Schnell, schneller, SSD! Vorbei die Zeit das die Erweiterung des Arbeitsspeicher ein Mehrgewinn an Geschwindigkeit eines System gibt. Die kleine Geräuschlose Schachtel hat aus dem Oldtimer Dell 9400 ein Youngtimer gemacht. Windows ist schnell gestartet und es kann sofort losgelegt werden, parallel mit Windows XP können noch alte Applikationen in Ruhe migriert werden, XP kann jederzeit das Netzwerk abgedreht und überhaupt macht es einfach Spaß wieder mit der Maschine zu arbeiten.

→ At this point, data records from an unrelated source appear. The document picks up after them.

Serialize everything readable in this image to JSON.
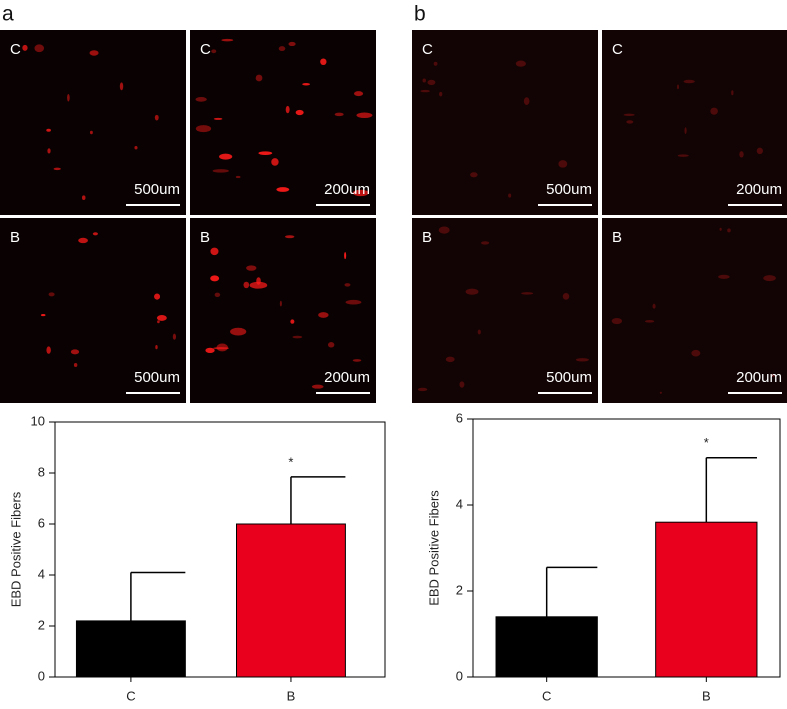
{
  "panels": [
    {
      "label": "a",
      "images": [
        {
          "label": "C",
          "scale": "500um"
        },
        {
          "label": "C",
          "scale": "200um"
        },
        {
          "label": "B",
          "scale": "500um"
        },
        {
          "label": "B",
          "scale": "200um"
        }
      ]
    },
    {
      "label": "b",
      "images": [
        {
          "label": "C",
          "scale": "500um"
        },
        {
          "label": "C",
          "scale": "200um"
        },
        {
          "label": "B",
          "scale": "500um"
        },
        {
          "label": "B",
          "scale": "200um"
        }
      ]
    }
  ],
  "chart_data": [
    {
      "type": "bar",
      "ylabel": "EBD Positive Fibers",
      "categories": [
        "C",
        "B"
      ],
      "values": [
        2.2,
        6.0
      ],
      "errors": [
        1.9,
        1.85
      ],
      "colors": [
        "#000000",
        "#e8001c"
      ],
      "ylim": [
        0,
        10
      ],
      "yticks": [
        0,
        2,
        4,
        6,
        8,
        10
      ],
      "annotation": "*"
    },
    {
      "type": "bar",
      "ylabel": "EBD Positive Fibers",
      "categories": [
        "C",
        "B"
      ],
      "values": [
        1.4,
        3.6
      ],
      "errors": [
        1.15,
        1.5
      ],
      "colors": [
        "#000000",
        "#e8001c"
      ],
      "ylim": [
        0,
        6
      ],
      "yticks": [
        0,
        2,
        4,
        6
      ],
      "annotation": "*"
    }
  ]
}
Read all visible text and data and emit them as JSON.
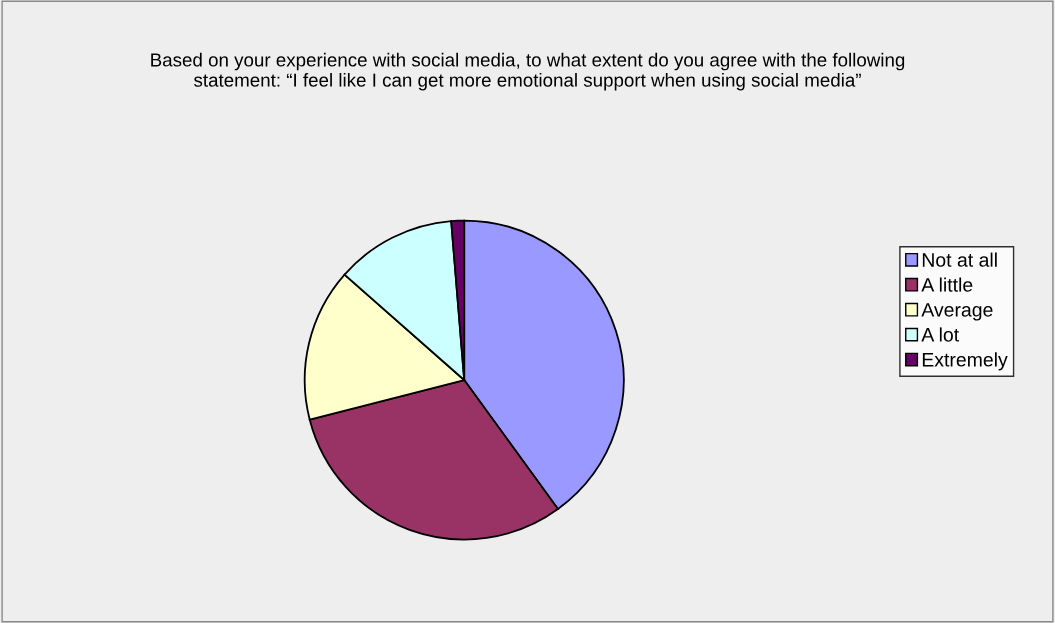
{
  "chart_data": {
    "type": "pie",
    "title": "Based on your experience with social media, to what extent do you agree with the following statement: “I feel like I can get more emotional support when using social media”",
    "categories": [
      "Not at all",
      "A little",
      "Average",
      "A lot",
      "Extremely"
    ],
    "values": [
      40,
      31,
      15.5,
      12.2,
      1.3
    ],
    "colors": [
      "#9999ff",
      "#993366",
      "#ffffcc",
      "#ccffff",
      "#660066"
    ],
    "legend": "right"
  }
}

101€ (SSD und Windows 7), hätten sicherlich auch ausgereicht um das Inspiron 9400 zu beflügeln. Ein günstiger Preis für ein so großen Schub der Gesamtperformance, absolut vertretbar und äußerst zu Empfehlen, wer sein aktuellen XP Rechner ohne SSD mehr Schub geben will.

200€ Investition für das Gesamtpaket ist meiner Meinung nach auch noch absolut vertretbar, zumal das alte XP Betriebssystem nicht verloren ist und parallel mit Windows 7 weiterhin genutzt werden kann.

Es kommt allemal auf die Ausgangslage darauf an, ob und in welchen Umfang sich solch ein kleines Facelift lohnt. In Anbetracht der Tatsache das das Notebook über 1000€ in der Anschaffung gekostet hat, sind 20% Reinvestition für die nächsten sechs Jahre keine Fehlinvestition.

Vielleicht steht mal ein CPU und/oder GPU Upgrade an, dann wäre sicherlich ein weiterer Artikel drin. Spätestens jedoch 2019/2020 wenn das Ende von Windows 7 ansteht.